Beberapa tahun belakangan ini, trend edukasi tentang bisnis lagi marak. Setelah gue perhatiin sekeliling gue, gue nemuin beberapa model usaha yang salah satunya yaitu waralaba. Melihat ini, terbersit di hati gue bahwa bisnis waralaba adalah bisnis yang menguntungkan karena ngga perlu membesarkan brand (merk produk) lagi, karena brand udah terkenal atau minimal udah punya pelanggan setia. Lanjut, apakah pemikiran gue ini benar atau salah banget? Untuk ngebuktiin hal ini, kemudian gue coba baca buku The Death of Franchise.

 

 

Apa yang gue rasakan setelah baca buku ini?

 

Jujur ya, gue suka banget sama buku The Death of Franchise karena memaparkan permasalahan di dalam model bisnis waralaba secara lengkap berikut contoh kasus nyata. Permasalahan ini biasanya menyangkut niat buruk ataupun kurangnya pengalaman yang dimiliki oleh franchisor ataupun franchisee. Akan tetapi, buku ini ngga berhenti hanya sampai disitu, buku ini menawarkan solusi supaya terhindar dari hal-hal negatif tersebut. Buku ini dibagi ke dalam dua bagian, yaitu bagian pertama memaparkan penyebab bangkrutnya bisnis waralaba dan bagian kedua tentang solusi mengatasinya.

 

Permasalahan pertama yang dibahas di buku The Death of Franchise terkait penyebab bisnis waralaba bangkrut yaitu karena terlalu dini untuk dimitrakan. Menurut hemat penulis, bisnis yang usianya masih dibawah lima tahun biasanya belum mengalami fase-fase krisis sehingga belum teruji apakah dapat mengatasi permasalahan tersebut atau sebaliknya. Fase-fase krisis tersebut misalnya seperti fase krisis keuangan, krisis kepemimpinan, krisis manajemen sumber daya manusia, manajemen pengelolaan sistem bisnis, dan manajemen produk. Kalau belum teruji mampu melewati fase-fase kritis tersebut tapi dipaksa mulai go dimitrakan, maka banyak kasus yang terjadi adalah saat franchisor ngga mampu melewati fase kritis tersebut otomatis franchisor gagal memenuhi janjinya.
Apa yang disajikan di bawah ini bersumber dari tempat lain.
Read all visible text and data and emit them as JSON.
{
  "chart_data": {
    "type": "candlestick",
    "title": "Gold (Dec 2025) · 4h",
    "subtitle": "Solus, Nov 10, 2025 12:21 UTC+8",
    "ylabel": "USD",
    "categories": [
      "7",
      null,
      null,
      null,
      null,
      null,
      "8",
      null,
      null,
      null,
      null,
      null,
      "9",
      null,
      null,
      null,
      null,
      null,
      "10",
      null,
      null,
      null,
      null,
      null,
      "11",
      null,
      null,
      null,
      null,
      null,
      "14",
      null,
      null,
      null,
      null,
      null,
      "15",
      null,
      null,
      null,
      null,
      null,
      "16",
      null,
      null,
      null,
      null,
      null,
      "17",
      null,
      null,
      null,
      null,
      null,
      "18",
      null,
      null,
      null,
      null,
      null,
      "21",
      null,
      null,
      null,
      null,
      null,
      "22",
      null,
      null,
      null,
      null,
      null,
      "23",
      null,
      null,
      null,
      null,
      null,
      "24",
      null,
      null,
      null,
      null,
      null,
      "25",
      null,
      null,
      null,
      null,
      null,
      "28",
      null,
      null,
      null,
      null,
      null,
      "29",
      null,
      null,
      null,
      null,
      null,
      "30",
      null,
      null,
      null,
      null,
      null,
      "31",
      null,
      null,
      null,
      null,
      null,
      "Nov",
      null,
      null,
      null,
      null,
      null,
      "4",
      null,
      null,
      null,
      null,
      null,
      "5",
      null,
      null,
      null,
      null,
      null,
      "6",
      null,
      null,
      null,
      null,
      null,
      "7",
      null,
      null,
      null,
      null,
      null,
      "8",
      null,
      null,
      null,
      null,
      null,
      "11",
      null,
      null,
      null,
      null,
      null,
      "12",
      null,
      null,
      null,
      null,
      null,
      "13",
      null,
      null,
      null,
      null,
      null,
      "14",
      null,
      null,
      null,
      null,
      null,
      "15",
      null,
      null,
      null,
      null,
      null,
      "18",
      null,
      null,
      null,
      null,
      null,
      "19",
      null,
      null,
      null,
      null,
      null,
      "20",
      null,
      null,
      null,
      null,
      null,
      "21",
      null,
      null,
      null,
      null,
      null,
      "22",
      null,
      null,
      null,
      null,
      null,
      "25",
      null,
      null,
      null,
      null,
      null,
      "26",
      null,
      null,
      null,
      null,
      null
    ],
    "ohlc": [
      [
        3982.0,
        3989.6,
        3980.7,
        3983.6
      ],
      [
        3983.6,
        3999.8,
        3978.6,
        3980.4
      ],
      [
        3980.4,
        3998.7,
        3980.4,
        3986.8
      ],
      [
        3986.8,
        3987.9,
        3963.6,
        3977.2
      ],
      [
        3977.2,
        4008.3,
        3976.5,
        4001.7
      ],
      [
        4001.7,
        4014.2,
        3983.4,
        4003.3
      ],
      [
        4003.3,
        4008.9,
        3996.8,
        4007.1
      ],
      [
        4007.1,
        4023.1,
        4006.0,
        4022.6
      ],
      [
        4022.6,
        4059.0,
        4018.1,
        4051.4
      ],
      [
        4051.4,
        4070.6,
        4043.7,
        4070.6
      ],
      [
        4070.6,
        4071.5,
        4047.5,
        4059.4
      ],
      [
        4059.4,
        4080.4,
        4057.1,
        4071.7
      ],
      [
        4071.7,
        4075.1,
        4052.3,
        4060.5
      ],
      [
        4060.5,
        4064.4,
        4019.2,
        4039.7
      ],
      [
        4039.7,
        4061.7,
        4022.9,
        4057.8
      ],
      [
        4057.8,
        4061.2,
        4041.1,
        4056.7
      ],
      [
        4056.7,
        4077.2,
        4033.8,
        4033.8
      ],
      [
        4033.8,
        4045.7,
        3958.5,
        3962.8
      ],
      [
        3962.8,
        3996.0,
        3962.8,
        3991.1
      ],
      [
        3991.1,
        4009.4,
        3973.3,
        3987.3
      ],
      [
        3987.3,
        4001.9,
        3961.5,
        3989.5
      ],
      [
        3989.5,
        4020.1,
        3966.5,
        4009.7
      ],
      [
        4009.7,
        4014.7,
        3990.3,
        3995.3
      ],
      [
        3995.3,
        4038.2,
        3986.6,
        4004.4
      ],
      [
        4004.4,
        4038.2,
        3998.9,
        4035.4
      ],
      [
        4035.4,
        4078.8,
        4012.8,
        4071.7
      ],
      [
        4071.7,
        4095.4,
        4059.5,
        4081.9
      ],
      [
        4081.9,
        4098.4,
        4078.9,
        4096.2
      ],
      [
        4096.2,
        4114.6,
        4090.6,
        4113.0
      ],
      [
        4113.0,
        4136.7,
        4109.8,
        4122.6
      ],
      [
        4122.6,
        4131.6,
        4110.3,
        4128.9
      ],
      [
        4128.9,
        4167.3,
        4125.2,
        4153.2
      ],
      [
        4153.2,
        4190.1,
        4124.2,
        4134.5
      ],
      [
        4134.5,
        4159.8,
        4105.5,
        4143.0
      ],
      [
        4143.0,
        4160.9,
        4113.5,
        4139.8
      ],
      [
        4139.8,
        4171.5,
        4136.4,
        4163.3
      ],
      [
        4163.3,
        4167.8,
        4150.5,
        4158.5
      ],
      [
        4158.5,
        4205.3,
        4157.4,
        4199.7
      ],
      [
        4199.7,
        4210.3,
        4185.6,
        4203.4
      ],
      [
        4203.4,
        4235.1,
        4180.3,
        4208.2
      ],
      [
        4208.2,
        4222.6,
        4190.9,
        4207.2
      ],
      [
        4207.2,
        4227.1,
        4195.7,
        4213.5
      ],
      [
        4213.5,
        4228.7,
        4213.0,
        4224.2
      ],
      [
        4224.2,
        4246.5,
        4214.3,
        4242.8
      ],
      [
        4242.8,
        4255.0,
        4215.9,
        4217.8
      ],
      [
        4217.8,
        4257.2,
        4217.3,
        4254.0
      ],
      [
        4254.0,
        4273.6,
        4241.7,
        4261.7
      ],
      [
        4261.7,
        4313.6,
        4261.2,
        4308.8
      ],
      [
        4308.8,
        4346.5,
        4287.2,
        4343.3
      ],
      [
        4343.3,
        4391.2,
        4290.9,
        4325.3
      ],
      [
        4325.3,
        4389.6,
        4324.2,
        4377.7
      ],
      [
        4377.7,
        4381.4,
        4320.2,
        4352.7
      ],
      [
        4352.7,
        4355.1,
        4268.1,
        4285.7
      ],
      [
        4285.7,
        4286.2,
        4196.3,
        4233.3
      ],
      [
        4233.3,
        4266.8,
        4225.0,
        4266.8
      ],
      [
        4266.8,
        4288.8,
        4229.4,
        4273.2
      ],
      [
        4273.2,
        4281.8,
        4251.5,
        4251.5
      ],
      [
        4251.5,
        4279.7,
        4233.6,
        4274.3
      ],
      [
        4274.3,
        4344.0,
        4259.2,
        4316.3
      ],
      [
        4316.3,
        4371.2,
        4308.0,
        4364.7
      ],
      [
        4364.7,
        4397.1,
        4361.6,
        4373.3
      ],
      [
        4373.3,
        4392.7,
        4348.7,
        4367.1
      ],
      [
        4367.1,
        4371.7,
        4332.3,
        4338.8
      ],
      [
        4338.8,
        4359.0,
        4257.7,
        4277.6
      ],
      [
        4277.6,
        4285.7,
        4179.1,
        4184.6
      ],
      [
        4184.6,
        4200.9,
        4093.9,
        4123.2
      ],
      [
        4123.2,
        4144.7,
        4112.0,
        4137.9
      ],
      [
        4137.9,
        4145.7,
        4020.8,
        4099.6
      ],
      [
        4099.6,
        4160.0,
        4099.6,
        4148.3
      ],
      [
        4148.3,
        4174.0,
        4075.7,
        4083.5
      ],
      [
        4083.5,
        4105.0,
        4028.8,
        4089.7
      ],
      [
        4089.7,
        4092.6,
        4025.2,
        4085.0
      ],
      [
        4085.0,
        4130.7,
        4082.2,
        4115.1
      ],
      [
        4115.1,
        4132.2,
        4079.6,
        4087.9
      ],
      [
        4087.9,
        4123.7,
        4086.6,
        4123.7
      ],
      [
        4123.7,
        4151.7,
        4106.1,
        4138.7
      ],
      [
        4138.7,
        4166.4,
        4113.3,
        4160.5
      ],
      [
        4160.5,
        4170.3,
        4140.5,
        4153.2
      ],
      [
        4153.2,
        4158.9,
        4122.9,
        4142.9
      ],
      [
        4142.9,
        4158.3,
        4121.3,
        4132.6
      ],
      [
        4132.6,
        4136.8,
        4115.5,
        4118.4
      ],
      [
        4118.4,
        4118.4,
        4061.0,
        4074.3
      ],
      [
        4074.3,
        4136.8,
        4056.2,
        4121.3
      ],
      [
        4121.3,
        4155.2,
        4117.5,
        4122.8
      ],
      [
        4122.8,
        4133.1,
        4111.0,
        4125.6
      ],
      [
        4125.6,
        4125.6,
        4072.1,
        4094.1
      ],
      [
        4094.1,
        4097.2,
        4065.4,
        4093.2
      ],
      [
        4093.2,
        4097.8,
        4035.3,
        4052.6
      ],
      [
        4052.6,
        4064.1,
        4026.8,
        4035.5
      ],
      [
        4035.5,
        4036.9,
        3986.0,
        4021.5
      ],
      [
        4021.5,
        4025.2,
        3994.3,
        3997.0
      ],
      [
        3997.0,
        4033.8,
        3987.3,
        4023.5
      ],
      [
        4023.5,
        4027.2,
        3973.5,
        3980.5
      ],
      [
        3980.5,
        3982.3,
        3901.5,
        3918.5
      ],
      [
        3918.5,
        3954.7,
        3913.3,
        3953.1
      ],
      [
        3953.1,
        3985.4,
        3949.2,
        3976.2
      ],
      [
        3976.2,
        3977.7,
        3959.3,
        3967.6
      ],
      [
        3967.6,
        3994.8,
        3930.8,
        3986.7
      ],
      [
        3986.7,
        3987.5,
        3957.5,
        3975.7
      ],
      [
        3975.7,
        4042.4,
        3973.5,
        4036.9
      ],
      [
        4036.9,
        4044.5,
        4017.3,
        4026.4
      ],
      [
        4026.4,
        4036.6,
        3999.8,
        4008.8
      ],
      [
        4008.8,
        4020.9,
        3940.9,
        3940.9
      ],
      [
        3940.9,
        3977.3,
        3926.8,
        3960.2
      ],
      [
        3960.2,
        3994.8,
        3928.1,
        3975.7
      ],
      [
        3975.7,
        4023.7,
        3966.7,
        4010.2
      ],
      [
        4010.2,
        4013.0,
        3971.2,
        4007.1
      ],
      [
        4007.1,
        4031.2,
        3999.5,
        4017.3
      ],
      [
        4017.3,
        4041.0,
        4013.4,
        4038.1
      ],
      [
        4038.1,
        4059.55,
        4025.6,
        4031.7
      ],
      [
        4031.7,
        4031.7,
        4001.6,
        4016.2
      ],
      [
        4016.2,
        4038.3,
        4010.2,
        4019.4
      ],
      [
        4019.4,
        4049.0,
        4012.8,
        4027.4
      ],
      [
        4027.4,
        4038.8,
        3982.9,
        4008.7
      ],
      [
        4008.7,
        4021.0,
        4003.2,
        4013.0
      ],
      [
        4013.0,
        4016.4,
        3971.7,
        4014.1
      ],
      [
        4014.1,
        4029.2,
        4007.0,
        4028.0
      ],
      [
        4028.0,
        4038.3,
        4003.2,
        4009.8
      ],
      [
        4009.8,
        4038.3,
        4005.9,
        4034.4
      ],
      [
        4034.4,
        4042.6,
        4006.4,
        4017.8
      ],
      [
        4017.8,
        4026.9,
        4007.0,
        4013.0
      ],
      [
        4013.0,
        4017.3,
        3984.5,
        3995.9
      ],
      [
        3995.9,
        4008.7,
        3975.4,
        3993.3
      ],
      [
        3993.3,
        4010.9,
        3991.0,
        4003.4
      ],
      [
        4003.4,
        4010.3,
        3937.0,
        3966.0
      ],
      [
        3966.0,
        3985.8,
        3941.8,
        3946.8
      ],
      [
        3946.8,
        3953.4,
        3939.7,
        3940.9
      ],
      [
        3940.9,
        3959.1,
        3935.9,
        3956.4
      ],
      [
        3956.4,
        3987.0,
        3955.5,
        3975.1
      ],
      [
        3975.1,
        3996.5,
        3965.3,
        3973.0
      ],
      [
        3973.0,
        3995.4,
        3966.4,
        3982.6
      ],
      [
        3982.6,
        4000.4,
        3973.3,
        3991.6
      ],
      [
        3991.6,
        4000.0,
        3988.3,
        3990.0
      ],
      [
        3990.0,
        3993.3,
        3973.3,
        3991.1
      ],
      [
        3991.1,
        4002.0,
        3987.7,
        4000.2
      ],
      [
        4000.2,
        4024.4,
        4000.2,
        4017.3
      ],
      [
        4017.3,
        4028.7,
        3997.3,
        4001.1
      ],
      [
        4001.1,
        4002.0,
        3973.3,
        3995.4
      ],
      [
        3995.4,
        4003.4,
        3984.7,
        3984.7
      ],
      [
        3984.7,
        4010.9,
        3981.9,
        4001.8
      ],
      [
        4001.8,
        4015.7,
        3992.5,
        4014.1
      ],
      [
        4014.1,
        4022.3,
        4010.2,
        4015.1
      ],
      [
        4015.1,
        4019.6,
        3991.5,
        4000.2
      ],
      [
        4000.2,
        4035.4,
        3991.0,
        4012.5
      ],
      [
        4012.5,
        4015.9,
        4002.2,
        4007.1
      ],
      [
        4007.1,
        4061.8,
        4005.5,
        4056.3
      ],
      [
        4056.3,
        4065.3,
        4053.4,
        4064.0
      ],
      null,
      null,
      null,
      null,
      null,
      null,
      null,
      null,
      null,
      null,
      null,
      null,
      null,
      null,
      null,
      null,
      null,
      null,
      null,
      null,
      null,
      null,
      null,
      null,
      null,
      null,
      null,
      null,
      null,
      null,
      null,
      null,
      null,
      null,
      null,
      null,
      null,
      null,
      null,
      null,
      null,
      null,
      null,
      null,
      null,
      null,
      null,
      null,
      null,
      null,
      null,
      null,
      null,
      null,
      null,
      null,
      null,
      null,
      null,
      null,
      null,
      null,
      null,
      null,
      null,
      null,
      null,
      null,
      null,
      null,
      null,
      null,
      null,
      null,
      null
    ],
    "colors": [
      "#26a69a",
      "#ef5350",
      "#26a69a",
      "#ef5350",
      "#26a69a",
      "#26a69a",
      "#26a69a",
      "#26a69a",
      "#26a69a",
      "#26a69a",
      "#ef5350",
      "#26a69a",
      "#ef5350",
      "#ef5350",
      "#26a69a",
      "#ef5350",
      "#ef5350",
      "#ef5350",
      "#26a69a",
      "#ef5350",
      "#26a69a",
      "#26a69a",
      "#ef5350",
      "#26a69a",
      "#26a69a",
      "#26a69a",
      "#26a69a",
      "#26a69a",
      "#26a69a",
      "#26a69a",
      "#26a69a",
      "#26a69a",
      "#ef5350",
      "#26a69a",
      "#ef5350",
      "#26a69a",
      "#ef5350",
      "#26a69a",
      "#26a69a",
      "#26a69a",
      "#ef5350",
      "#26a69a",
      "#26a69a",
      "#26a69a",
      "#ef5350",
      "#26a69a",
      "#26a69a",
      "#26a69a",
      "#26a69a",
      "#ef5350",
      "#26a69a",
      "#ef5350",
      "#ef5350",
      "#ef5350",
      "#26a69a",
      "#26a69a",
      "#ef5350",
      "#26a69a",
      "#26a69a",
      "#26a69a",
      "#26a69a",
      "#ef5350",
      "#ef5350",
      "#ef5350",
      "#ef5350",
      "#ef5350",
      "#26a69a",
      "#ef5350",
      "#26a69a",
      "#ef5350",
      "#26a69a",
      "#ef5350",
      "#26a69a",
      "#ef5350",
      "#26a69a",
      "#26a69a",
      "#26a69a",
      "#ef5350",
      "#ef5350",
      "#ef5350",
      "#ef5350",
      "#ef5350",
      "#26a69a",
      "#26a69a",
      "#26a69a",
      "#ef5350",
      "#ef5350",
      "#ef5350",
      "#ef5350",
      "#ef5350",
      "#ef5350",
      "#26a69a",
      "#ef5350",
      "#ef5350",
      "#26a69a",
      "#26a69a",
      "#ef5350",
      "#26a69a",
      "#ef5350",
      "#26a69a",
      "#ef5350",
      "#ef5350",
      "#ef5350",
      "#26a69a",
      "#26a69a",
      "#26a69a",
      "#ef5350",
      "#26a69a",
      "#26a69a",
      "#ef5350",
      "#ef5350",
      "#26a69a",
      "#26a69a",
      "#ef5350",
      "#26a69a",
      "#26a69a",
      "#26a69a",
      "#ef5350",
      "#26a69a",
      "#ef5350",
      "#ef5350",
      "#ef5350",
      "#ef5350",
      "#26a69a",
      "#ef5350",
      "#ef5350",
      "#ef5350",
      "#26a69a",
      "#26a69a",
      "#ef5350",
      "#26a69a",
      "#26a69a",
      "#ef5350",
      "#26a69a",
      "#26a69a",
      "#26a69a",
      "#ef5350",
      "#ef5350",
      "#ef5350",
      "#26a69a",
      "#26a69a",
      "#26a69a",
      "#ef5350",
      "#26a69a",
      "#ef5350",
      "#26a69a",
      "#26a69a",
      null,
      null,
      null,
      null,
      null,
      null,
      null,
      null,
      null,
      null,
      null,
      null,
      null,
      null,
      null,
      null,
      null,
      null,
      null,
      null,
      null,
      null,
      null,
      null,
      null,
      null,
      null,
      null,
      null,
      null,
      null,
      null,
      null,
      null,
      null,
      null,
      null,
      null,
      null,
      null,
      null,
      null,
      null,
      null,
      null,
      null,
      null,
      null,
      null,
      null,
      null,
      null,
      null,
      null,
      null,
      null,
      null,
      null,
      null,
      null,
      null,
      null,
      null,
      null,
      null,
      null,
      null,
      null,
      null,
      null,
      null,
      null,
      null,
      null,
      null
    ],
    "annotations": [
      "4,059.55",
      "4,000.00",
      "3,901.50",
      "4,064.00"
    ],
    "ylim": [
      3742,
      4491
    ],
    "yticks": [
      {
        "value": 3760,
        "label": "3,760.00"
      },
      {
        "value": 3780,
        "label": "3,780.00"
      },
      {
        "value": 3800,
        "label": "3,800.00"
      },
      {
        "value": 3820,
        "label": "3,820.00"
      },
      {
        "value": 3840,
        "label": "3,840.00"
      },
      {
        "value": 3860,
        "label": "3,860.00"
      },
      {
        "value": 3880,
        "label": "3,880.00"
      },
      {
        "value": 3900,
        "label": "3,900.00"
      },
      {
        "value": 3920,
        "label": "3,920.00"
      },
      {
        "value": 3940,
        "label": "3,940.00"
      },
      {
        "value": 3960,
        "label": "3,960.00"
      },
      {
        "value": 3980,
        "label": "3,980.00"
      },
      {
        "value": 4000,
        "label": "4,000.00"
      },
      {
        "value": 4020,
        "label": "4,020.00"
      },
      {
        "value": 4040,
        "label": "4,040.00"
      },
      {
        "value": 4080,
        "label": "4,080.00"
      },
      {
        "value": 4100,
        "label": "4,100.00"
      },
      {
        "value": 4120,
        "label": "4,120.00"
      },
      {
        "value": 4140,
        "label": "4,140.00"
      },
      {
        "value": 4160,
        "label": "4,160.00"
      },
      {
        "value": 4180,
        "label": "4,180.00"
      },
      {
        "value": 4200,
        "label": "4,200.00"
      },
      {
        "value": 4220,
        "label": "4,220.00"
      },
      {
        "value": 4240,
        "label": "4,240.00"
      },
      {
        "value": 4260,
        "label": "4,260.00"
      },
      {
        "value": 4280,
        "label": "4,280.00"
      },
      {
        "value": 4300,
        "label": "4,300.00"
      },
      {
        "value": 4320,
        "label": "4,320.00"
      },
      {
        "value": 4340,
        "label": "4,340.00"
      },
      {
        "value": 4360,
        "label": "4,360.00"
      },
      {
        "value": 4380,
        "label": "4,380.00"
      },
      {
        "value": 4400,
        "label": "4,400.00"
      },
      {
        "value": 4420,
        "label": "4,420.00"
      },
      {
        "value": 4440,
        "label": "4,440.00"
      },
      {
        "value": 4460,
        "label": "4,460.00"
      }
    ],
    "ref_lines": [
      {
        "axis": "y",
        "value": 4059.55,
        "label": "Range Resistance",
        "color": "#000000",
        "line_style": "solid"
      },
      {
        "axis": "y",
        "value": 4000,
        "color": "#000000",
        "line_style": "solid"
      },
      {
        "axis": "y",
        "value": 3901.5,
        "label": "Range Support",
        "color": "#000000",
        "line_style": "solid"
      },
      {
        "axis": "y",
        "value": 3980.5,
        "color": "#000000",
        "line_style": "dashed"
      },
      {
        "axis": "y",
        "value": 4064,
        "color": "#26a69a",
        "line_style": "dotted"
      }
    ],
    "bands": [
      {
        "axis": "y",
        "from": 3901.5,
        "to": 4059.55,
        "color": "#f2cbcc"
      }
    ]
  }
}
Kalau udah begitu, biasanya otomatis tuduhan sebagai penipu akan dialamatkan oleh franchisee kepada franchisor.

 

Buku Mapan

 

Permasalahan kedua yang dibahas di buku The Death of Franchise adalah mengenai keterbatasan modal. Seringkali banyak kasus yang terjadi yaitu dimana franchisor membuka waralaba karena ingin mendapatkan modal untuk ekspansi bisnisnya dari pihak lain yang merupakan nonbank. Alasan ini adalah alasan yang kurang tepat karena kalau franchisor ngga memiliki dana yang cukup, maka jika suatu saat ditemukan permasalahan keuangan, franchisor ngga boleh menutup usahanya begitu saja karena dia harus merealisasikan janji yang telah dibuatnya untuk franchisee.

 

Adapun keterbatasan modal yang mendera franchisor seperti yang diungkap di buku The Death of Franchise yaitu bisa saja disebabkan oleh beberapa hal yaitu dana perusahaan terpakai untuk membiayai bisnis lainnya, terpakai untuk membiayai gaya hidup pemiliknya, terpakai untuk membiayai konflik dengan mitranya, produk yang dijual ngga memberikan keuntungan yang signifikan sehingga franchisor kesulitan menyuplai bahan permintaan franchisee, ataupun ngga memenuhi syarat pendanaan dari bank.

 

Lantas gimana solusinya? Solusi di buku The Death of Franchise yaitu franchisee harus memiliki modal dana yang kuat. Sedangkan untuk franchisor, selain modal dana yang kuat dia harus punya catatan keuangan yang baik supaya lebih mudah mendapatkan pinjaman dari bank. Ciri- ciri franchisor dengan modal dana yang kuat yaitu sanggup membiayai biaya operasional, sanggup membeli biaya perlengkapan atau peralatan untuk disuplai kepada franchisee-nya, dan sanggup membiayai keperluan promosi. Bagi pihak franchisee, modal dana yang kuat berguna untuk membeli paket franchise yang diinginkan, membeli peralatan dan perlengkapan lain di luar paket yang diinginkan, membeli persediaan bahan baku dan bahan jadi di luar paket jika terjadi lonjakan permintaan oleh konsumen, membayar sewa tempat, biaya perizinan usaha baik legal maupun ilegal, dan biaya promosi jika biya promosi ngga masuk ke dalam paket franchise.

 

Permasalahan berikutnya yang dibahas di buku The Death of Franchise yaitu bisnis yang skalanya terlalu kecil sehingga ngga ideal untuk diwaralabakan. Bisnis yang skalanya terlalu kecil yaitu, bisnis yang produknya terlalu unik sehingga cenderung aneh, bisnis yang market-nya kecil, bisnis yang labanya kecil, memiliki model bisnis yang kompleks, dan bahan bakunya sulit diperoleh. Solusinya adalah membuka bisnis dengan produk yang merupakan konsumsi harian, membuka bisnis utama dengan didampingi produk lainnya agar bervariasi, model bisnis disederhanakan, bahan baku yang gampang diperoleh, dan pertumbuhan riilnya di atas jumlah inflasi.

 

Permasalah keempat yang dijelaskan di buku The Death of Franchise yaitu bisnis yang memiliki produk musiman. Apa produk musiman? Produk musiman yaitu inovasinya terbatas, produk gaya hidup yang menyasar remaja, belum punya basis pelangan setia sebelumnya, dibesarkan oleh pemberitaan yang sifatnya sensasional, cuma nyaman dikonsumsi di suatu tertentu atau lokasi tertentu, dan produknya bukan merupakan konsumsi harian.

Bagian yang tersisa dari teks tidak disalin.